How do you remove expected returns from asset allocation strategies?


The classic mean-variance optimization problem tries to minimize variance of a portfolio for a given expected return:


$$ \underset{w}{\arg \min} \quad w^T \Sigma w \quad \text{s.t} \quad \mu^Tw \geq \bar{\mu} $$


However the expected returns $\mu$ are can be computed in many different ways, but many use very subjective estimations.
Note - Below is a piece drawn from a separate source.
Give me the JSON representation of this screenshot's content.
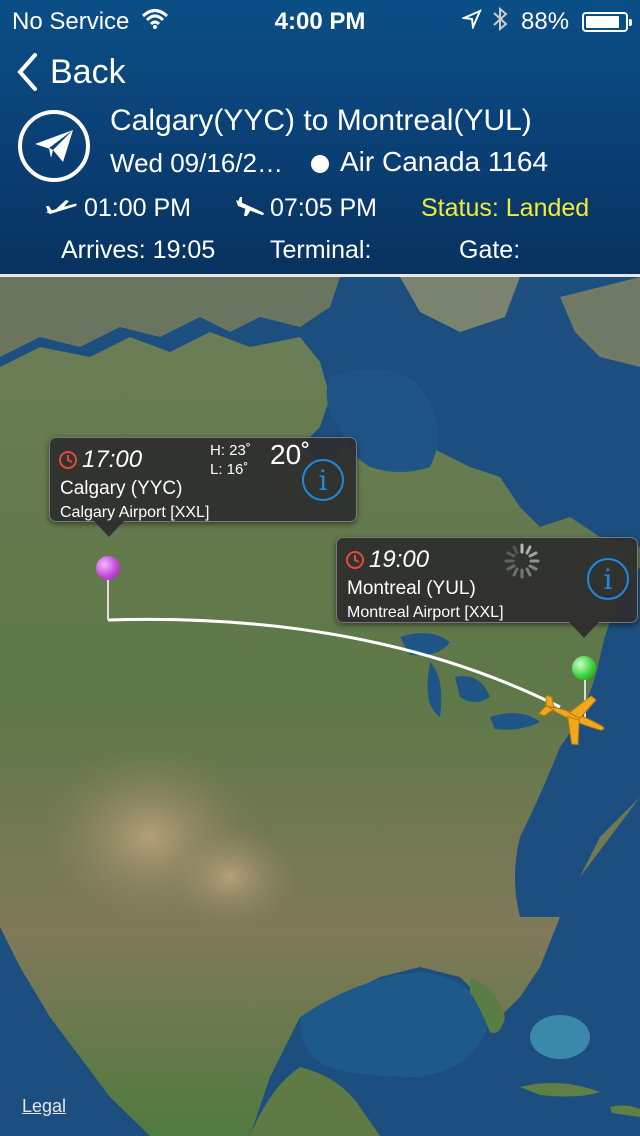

The problem is that the result of the optimization is very sensitive to these expected returns.


What asset allocation strategies exist where the expected returns are removed from the framework or where the sensitivity of the result (to changes in expected returns) is limited?



For example, the "min-variance" optimization removes the expected returns by return only the portfolio with minimum variance as follows:


$$ \underset{w}{\arg \min} \quad w^T \Sigma w$$



Answer



There is a vast, growing body of literature on risk parity, much of which is predicated on this idea (i.e. of optimizing a portfolio allocation without including expected return). As an example, The Journal of Investing put out an entire issue dedicated to the subject last year: see "Latest Approaches to Risk Parity and Diversification".


From "Risk Parity – Rewards, Risks and Research Opportunities" (2011):



Risk Parity (RP) is a relatively simple idea. Very loosely defined, RP attempts to create a portfolio in which the various asset classes contribute equally to the overall risk of the portfolio.



This is typically viewed against a 60/40 portfolio, and the argument is made that a 60/40 allocation actually allocates 90% of the risk to stocks. There is a some amount of disagreement over whether risk parity is the best approach, as will be clear from reading a selection of these papers. Some argue that there is no theoretical basis for why an RP portfolio should outperform an MVO-portfolio, and that it is inherently inefficient; "Leverage Aversion and Risk Parity" (2011) lays out a positive case based on leverage aversion. There are also many different implementations of this idea (see "Risk Parity for the Masses" for an example).


Some blog posts which have further references:




A related idea is the Most Diversified Portfolio (see, for example, "Properties of the Most Diversified Portfolio", 2011). This optimizes the portfolio based on the diversification ratio, which is simply the sum of the individual asset volatilities over the portfolio volatility.